Miscarriages that are not genetic in origin appear to be associated with vaginal dysbiosis and local inflammation. These results could open up new avenues for prevention in women with a vaginal microbiota low in lactobacilli.
About this article
One in 5 pregnancies ends in an early miscarriage (before 12 weeks), and half are caused by chromosomal abnormalities (aneuploid miscarriages). Late euploid miscarriages can occur between 12 and 24 weeks, usually in connection with an infection (2 in 3 cases). Little is currently known about the mechanisms involved, but it is thought that the vaginal microbiota may play a role.
Hence the following hypothesis:
might these late euploid miscarriages be caused by inflammatory signals linked with the composition of vaginal microbiota?
1/5 One in 5 pregnancies ends in an early miscarriage
1/2 half are caused by chromosomal abnormalities
Miscarriages: a question of lactobacilli?

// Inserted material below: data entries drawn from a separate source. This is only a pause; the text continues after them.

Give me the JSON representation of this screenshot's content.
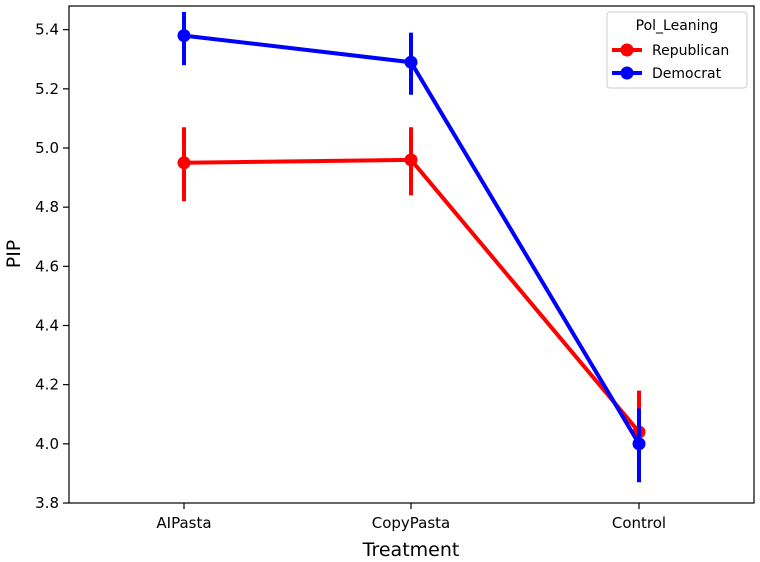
{
  "chart_data": {
    "type": "line",
    "title": "",
    "xlabel": "Treatment",
    "ylabel": "PIP",
    "categories": [
      "AIPasta",
      "CopyPasta",
      "Control"
    ],
    "ylim": [
      3.8,
      5.48
    ],
    "yticks": [
      "3.8",
      "4.0",
      "4.2",
      "4.4",
      "4.6",
      "4.8",
      "5.0",
      "5.2",
      "5.4"
    ],
    "grid": false,
    "legend": {
      "title": "Pol_Leaning",
      "placement": "top-right"
    },
    "series": [
      {
        "name": "Republican",
        "color": "#ff0000",
        "values": [
          4.95,
          4.96,
          4.04
        ],
        "err_low": [
          4.82,
          4.84,
          3.9
        ],
        "err_high": [
          5.07,
          5.07,
          4.18
        ]
      },
      {
        "name": "Democrat",
        "color": "#0000ff",
        "values": [
          5.38,
          5.29,
          4.0
        ],
        "err_low": [
          5.28,
          5.18,
          3.87
        ],
        "err_high": [
          5.46,
          5.39,
          4.12
        ]
      }
    ]
  }
}
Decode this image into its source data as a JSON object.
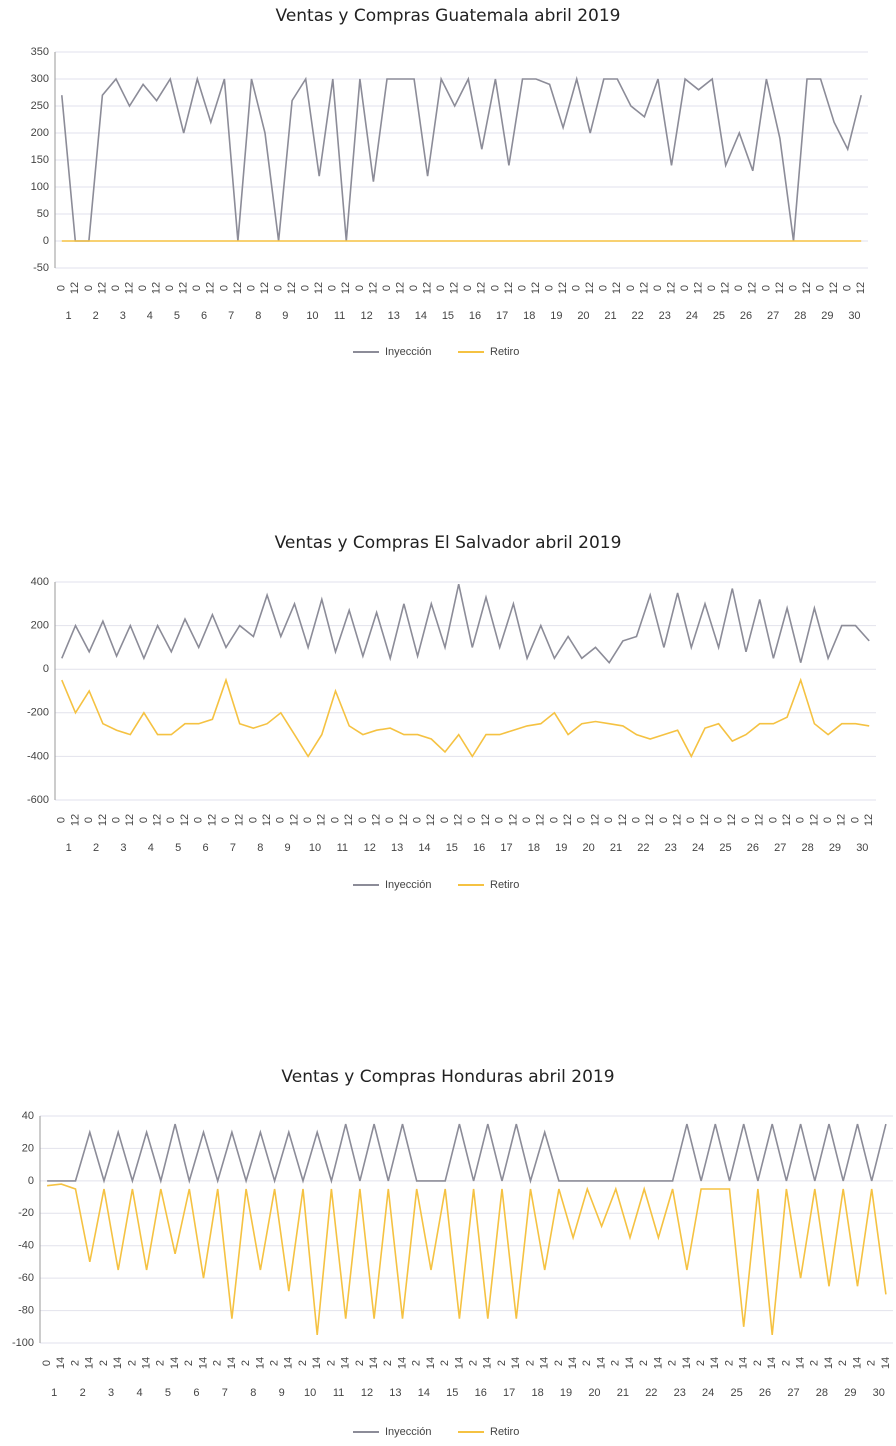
{
  "chart_data": [
    {
      "type": "line",
      "title": "Ventas y Compras Guatemala abril 2019",
      "categories": [
        "0",
        "12",
        "0",
        "12",
        "0",
        "12",
        "0",
        "12",
        "0",
        "12",
        "0",
        "12",
        "0",
        "12",
        "0",
        "12",
        "0",
        "12",
        "0",
        "12",
        "0",
        "12",
        "0",
        "12",
        "0",
        "12",
        "0",
        "12",
        "0",
        "12",
        "0",
        "12",
        "0",
        "12",
        "0",
        "12",
        "0",
        "12",
        "0",
        "12",
        "0",
        "12",
        "0",
        "12",
        "0",
        "12",
        "0",
        "12",
        "0",
        "12",
        "0",
        "12",
        "0",
        "12",
        "0",
        "12",
        "0",
        "12",
        "0",
        "12"
      ],
      "days": [
        "1",
        "2",
        "3",
        "4",
        "5",
        "6",
        "7",
        "8",
        "9",
        "10",
        "11",
        "12",
        "13",
        "14",
        "15",
        "16",
        "17",
        "18",
        "19",
        "20",
        "21",
        "22",
        "23",
        "24",
        "25",
        "26",
        "27",
        "28",
        "29",
        "30"
      ],
      "series": [
        {
          "name": "Inyección",
          "color": "#8c8c98",
          "values": [
            270,
            0,
            0,
            270,
            300,
            250,
            290,
            260,
            300,
            200,
            300,
            220,
            300,
            0,
            300,
            200,
            0,
            260,
            300,
            120,
            300,
            0,
            300,
            110,
            300,
            300,
            300,
            120,
            300,
            250,
            300,
            170,
            300,
            140,
            300,
            300,
            290,
            210,
            300,
            200,
            300,
            300,
            250,
            230,
            300,
            140,
            300,
            280,
            300,
            140,
            200,
            130,
            300,
            190,
            0,
            300,
            300,
            220,
            170,
            270
          ]
        },
        {
          "name": "Retiro",
          "color": "#f5c242",
          "values": [
            0,
            0,
            0,
            0,
            0,
            0,
            0,
            0,
            0,
            0,
            0,
            0,
            0,
            0,
            0,
            0,
            0,
            0,
            0,
            0,
            0,
            0,
            0,
            0,
            0,
            0,
            0,
            0,
            0,
            0,
            0,
            0,
            0,
            0,
            0,
            0,
            0,
            0,
            0,
            0,
            0,
            0,
            0,
            0,
            0,
            0,
            0,
            0,
            0,
            0,
            0,
            0,
            0,
            0,
            0,
            0,
            0,
            0,
            0,
            0
          ]
        }
      ],
      "ylim": [
        -50,
        350
      ],
      "yticks": [
        -50,
        0,
        50,
        100,
        150,
        200,
        250,
        300,
        350
      ]
    },
    {
      "type": "line",
      "title": "Ventas y Compras El Salvador abril 2019",
      "categories": [
        "0",
        "12",
        "0",
        "12",
        "0",
        "12",
        "0",
        "12",
        "0",
        "12",
        "0",
        "12",
        "0",
        "12",
        "0",
        "12",
        "0",
        "12",
        "0",
        "12",
        "0",
        "12",
        "0",
        "12",
        "0",
        "12",
        "0",
        "12",
        "0",
        "12",
        "0",
        "12",
        "0",
        "12",
        "0",
        "12",
        "0",
        "12",
        "0",
        "12",
        "0",
        "12",
        "0",
        "12",
        "0",
        "12",
        "0",
        "12",
        "0",
        "12",
        "0",
        "12",
        "0",
        "12",
        "0",
        "12",
        "0",
        "12",
        "0",
        "12"
      ],
      "days": [
        "1",
        "2",
        "3",
        "4",
        "5",
        "6",
        "7",
        "8",
        "9",
        "10",
        "11",
        "12",
        "13",
        "14",
        "15",
        "16",
        "17",
        "18",
        "19",
        "20",
        "21",
        "22",
        "23",
        "24",
        "25",
        "26",
        "27",
        "28",
        "29",
        "30"
      ],
      "series": [
        {
          "name": "Inyección",
          "color": "#8c8c98",
          "values": [
            50,
            200,
            80,
            220,
            60,
            200,
            50,
            200,
            80,
            230,
            100,
            250,
            100,
            200,
            150,
            340,
            150,
            300,
            100,
            320,
            80,
            270,
            60,
            260,
            50,
            300,
            60,
            300,
            100,
            390,
            100,
            330,
            100,
            300,
            50,
            200,
            50,
            150,
            50,
            100,
            30,
            130,
            150,
            340,
            100,
            350,
            100,
            300,
            100,
            370,
            80,
            320,
            50,
            280,
            30,
            280,
            50,
            200,
            200,
            130
          ]
        },
        {
          "name": "Retiro",
          "color": "#f5c242",
          "values": [
            -50,
            -200,
            -100,
            -250,
            -280,
            -300,
            -200,
            -300,
            -300,
            -250,
            -250,
            -230,
            -50,
            -250,
            -270,
            -250,
            -200,
            -300,
            -400,
            -300,
            -100,
            -260,
            -300,
            -280,
            -270,
            -300,
            -300,
            -320,
            -380,
            -300,
            -400,
            -300,
            -300,
            -280,
            -260,
            -250,
            -200,
            -300,
            -250,
            -240,
            -250,
            -260,
            -300,
            -320,
            -300,
            -280,
            -400,
            -270,
            -250,
            -330,
            -300,
            -250,
            -250,
            -220,
            -50,
            -250,
            -300,
            -250,
            -250,
            -260
          ]
        }
      ],
      "ylim": [
        -600,
        400
      ],
      "yticks": [
        -600,
        -400,
        -200,
        0,
        200,
        400
      ]
    },
    {
      "type": "line",
      "title": "Ventas y Compras Honduras abril 2019",
      "categories": [
        "0",
        "14",
        "2",
        "14",
        "2",
        "14",
        "2",
        "14",
        "2",
        "14",
        "2",
        "14",
        "2",
        "14",
        "2",
        "14",
        "2",
        "14",
        "2",
        "14",
        "2",
        "14",
        "2",
        "14",
        "2",
        "14",
        "2",
        "14",
        "2",
        "14",
        "2",
        "14",
        "2",
        "14",
        "2",
        "14",
        "2",
        "14",
        "2",
        "14",
        "2",
        "14",
        "2",
        "14",
        "2",
        "14",
        "2",
        "14",
        "2",
        "14",
        "2",
        "14",
        "2",
        "14",
        "2",
        "14",
        "2",
        "14",
        "2",
        "14"
      ],
      "days": [
        "1",
        "2",
        "3",
        "4",
        "5",
        "6",
        "7",
        "8",
        "9",
        "10",
        "11",
        "12",
        "13",
        "14",
        "15",
        "16",
        "17",
        "18",
        "19",
        "20",
        "21",
        "22",
        "23",
        "24",
        "25",
        "26",
        "27",
        "28",
        "29",
        "30"
      ],
      "series": [
        {
          "name": "Inyección",
          "color": "#8c8c98",
          "values": [
            0,
            0,
            0,
            30,
            0,
            30,
            0,
            30,
            0,
            35,
            0,
            30,
            0,
            30,
            0,
            30,
            0,
            30,
            0,
            30,
            0,
            35,
            0,
            35,
            0,
            35,
            0,
            0,
            0,
            35,
            0,
            35,
            0,
            35,
            0,
            30,
            0,
            0,
            0,
            0,
            0,
            0,
            0,
            0,
            0,
            35,
            0,
            35,
            0,
            35,
            0,
            35,
            0,
            35,
            0,
            35,
            0,
            35,
            0,
            35
          ]
        },
        {
          "name": "Retiro",
          "color": "#f5c242",
          "values": [
            -3,
            -2,
            -5,
            -50,
            -5,
            -55,
            -5,
            -55,
            -5,
            -45,
            -5,
            -60,
            -5,
            -85,
            -5,
            -55,
            -5,
            -68,
            -5,
            -95,
            -5,
            -85,
            -5,
            -85,
            -5,
            -85,
            -5,
            -55,
            -5,
            -85,
            -5,
            -85,
            -5,
            -85,
            -5,
            -55,
            -5,
            -35,
            -5,
            -28,
            -5,
            -35,
            -5,
            -35,
            -5,
            -55,
            -5,
            -5,
            -5,
            -90,
            -5,
            -95,
            -5,
            -60,
            -5,
            -65,
            -5,
            -65,
            -5,
            -70
          ]
        }
      ],
      "ylim": [
        -100,
        40
      ],
      "yticks": [
        -100,
        -80,
        -60,
        -40,
        -20,
        0,
        20,
        40
      ]
    }
  ]
}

To answer this question, researchers monitored 167 pregnancies: 74 full-term pregnancies, 54 non-genetic miscarriages (euploid pregnancies) and 39 genetic miscarriages (aneuploid). Analysis of their microbiota (16S RNA) revealed the existence of 2 types of vaginal microbiota: the first is 94.2% dominated by Lactobacillus spp. (75% of samples); the second is characterized by a depletion of lactobacilli, with an average concentration of just 18.5% (25% of samples).
At the same time, compared to aneuploid miscarriages, euploid miscarriages have been shown to be associated with a vaginal microbiota that is:
- richer in bacteria and diversity
- low in Lactobacillus spp.
- rich in Streptococcus spp. (60% of cases) and Prevotella spp. (40%).
Vaginal microbiota and inflammation
In terms of inflammation, low levels of lactobacilli are associated with high concentrations of cytokines in the vaginal/cervical fluid, regardless of pregnancy outcome. Above all, subgroups dominated by Prevotella or Streptococcus spp. have significantly higher concentrations of TNF-α and of some proinflammatory interleukins (IL-6, IL-8, IL-1β). A depletion in Lactobacillus spp. may therefore be associated with a proinflammatory environment detrimental to the smooth progress of pregnancy. This would be consistent with the higher frequency of miscarriages observed in cases of low levels of vaginal microbiota lactobacilli.
In addition, a high concentration of streptococci is thought to be the most significant risk factor for euploid miscarriages, and the main factor responsible for the increase in proinflammatory mediators in such patients.